だが今いるのは自分のベッド、きっと誰かが運んで来てくれたのだろう。
『あぁ、まだ疲労感が…』
重く体にのしかかるような疲労感を感じながらも、ベッドから降りて服を着替えて身だしなみを整える。
いつもと同じように、髪を結い目に布を巻きセン様が来るのを待つ。
コンコンッ
『はい、どうぞ』
「失礼します」
入ってきたのはセン様では無く、
『その声は……ステロさん?』
「えぇ、おはようございます」
ステロさんはもう一人、ルノさんという方と双子でこの屋敷では主にセン様が外出する時の護衛をしている。
2人とも全く同じ顔なため唯一の見分け方がつくのは、髪の長さくらいだ。
兄であるルノさんは、長髪で右目を隠すように前髪を下ろしていて、弟のステロさんは短髪で左目を隠すように前髪を下ろしている。

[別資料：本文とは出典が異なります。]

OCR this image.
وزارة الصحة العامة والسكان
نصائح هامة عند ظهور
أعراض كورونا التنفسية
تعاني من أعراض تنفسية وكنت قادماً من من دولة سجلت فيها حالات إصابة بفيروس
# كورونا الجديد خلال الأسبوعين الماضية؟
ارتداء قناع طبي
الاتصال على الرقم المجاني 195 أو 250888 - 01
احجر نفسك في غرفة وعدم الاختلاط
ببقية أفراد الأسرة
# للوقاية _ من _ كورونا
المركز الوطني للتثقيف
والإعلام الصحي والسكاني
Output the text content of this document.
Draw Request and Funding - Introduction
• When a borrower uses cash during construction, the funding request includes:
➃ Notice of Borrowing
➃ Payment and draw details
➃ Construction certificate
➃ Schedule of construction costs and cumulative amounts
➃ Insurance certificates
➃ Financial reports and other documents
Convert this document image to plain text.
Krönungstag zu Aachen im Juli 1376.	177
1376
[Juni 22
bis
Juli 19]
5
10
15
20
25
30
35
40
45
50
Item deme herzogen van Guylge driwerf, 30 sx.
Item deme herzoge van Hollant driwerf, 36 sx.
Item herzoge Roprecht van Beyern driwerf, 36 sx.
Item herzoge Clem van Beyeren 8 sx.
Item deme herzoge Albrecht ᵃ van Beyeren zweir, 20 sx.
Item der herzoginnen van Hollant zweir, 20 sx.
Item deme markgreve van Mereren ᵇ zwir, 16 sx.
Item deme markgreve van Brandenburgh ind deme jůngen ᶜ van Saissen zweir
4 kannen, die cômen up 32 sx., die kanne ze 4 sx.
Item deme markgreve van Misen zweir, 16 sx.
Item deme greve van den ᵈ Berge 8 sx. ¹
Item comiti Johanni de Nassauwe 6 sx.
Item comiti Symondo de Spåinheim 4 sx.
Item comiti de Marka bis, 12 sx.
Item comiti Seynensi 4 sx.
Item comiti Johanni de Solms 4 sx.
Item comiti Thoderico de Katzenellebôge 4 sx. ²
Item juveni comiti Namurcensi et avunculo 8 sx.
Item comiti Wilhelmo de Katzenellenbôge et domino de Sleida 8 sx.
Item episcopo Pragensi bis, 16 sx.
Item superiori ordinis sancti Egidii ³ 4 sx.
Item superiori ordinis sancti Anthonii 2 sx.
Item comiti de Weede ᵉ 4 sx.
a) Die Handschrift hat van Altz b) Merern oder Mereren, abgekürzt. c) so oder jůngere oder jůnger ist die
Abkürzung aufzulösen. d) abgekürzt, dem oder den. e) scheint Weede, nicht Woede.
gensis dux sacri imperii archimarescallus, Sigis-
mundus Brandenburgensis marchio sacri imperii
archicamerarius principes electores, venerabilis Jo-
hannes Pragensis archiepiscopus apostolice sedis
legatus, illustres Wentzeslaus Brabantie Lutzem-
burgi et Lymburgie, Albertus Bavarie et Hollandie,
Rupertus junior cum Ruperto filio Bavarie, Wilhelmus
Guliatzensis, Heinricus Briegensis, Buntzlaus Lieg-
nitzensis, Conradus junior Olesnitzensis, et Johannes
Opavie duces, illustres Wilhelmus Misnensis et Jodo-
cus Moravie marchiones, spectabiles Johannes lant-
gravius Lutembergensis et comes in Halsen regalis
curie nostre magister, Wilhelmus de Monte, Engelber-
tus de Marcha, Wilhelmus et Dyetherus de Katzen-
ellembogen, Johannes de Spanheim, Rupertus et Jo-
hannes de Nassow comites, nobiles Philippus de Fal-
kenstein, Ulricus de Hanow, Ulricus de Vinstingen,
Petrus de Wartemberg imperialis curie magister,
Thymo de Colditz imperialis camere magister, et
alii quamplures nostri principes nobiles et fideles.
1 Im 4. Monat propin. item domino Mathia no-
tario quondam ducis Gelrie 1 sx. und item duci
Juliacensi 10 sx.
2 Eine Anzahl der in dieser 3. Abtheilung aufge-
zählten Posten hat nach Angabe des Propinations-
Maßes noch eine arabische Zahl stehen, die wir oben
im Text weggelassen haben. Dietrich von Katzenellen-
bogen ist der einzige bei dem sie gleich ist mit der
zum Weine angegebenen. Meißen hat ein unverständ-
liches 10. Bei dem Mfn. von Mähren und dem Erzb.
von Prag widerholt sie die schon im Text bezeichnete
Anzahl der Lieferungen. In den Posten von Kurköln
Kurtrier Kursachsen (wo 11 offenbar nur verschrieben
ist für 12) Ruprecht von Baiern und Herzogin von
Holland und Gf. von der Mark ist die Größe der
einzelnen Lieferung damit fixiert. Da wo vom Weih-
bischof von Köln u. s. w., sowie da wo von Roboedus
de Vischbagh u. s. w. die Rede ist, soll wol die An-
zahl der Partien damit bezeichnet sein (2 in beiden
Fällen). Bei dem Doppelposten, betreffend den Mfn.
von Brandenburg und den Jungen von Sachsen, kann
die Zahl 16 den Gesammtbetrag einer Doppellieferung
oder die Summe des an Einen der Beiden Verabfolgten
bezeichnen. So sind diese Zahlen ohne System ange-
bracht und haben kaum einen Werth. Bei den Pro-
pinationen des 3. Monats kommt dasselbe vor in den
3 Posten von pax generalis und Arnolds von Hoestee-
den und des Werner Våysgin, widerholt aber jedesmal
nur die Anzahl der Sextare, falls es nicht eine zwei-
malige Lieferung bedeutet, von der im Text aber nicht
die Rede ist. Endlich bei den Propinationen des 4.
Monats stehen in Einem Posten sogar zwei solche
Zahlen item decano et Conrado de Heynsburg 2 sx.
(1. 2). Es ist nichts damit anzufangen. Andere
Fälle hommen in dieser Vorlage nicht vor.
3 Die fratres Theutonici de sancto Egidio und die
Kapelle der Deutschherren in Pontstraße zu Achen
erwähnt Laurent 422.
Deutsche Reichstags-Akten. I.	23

たぶん、私達が見分けれるようにわざとしてくれているのだと思う。
『おはようございます。 どうしてステロさんが?』
「セン様は今日はお出掛けになるそうなので僕が」
『あ、そうなんですか! じゃあルノさんが一人で護衛を?』
「はい、もし何かあったら分かるのでね」
『お2人の術ですね』
「えぇ、どれだけ離れていてもお互いの事が分かるのは勿論、他の人の事もわかるので(笑)」
『便利で良いですね』
「いやいや、そんな事は無いですよ。 知ってはいけない心を見ちゃう時もありますから」
そう言ってステロさんは私を連れて廊下に出る。
歩きながら話を続けていく。
『あぁ、それは…ね』
「ははは(笑)、そう言えば…昨日はお楽しみでしたね」
突然言われたその言葉に体が固まってしまい、その場に立ち止まる。
全身から血の気が引くのが分かった。
『き、聞こえてたんですかっ!?』
「えぇ、まぁ(笑) でも、ヴィアさんの術では仕方ない事だと思うので、」
『それでも、恥ずかしいですよっ!!』
「まぁまぁ……ん?」
『どうしたんで((…んむっ?!』
何かに反応したステロさんに問いかけると、いきなり口を塞がれた。